Empathy is about allowing the other person to be everything they are, and being curious about it. Tapping into it. Trying to place yourself in their shoes. When they don’t like you, that’s part of their experience and that’s that. They have their whole landscape of consciousness, such an amazing spectrum of experience, and their feels about you is so marginal…
I’ve found people low on emotional reactivity to be generally more empathic, because they focus on the other. They don’t assume to know how the other feels because they have all these feels. Instead, they are interested to know.
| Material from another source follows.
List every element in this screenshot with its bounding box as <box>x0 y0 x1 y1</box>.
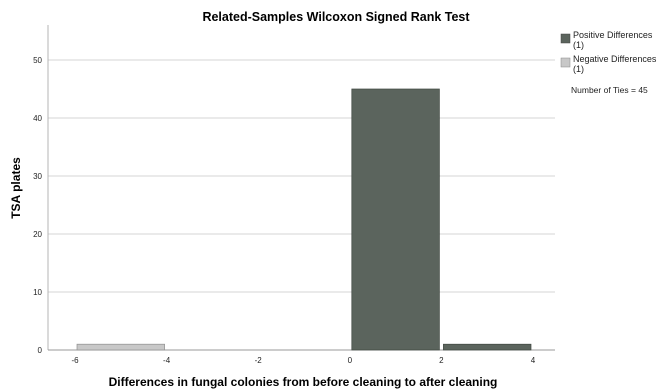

There is room for me, because they are not full of their emotions. They hold space. Empty space, inviting space, not just triggered responding space that is all over itself.
I like my people intense. I like avalanches. I love their entire universes and hope to invite them in, so I can experience it with them. I care about my own emotional experience and I think it’s important to delve into it, embrace it, and feel free to share it with others. I think that raw vulnerability is a part of real intimacy, connecting with others. We are more than arena’s for others, we are more than our ability to place ourselves in another’s shoes. We have our own shoes, our own perspective, our own experience to fill.
But I like having the occasional empath around. They are nicer, kinder people.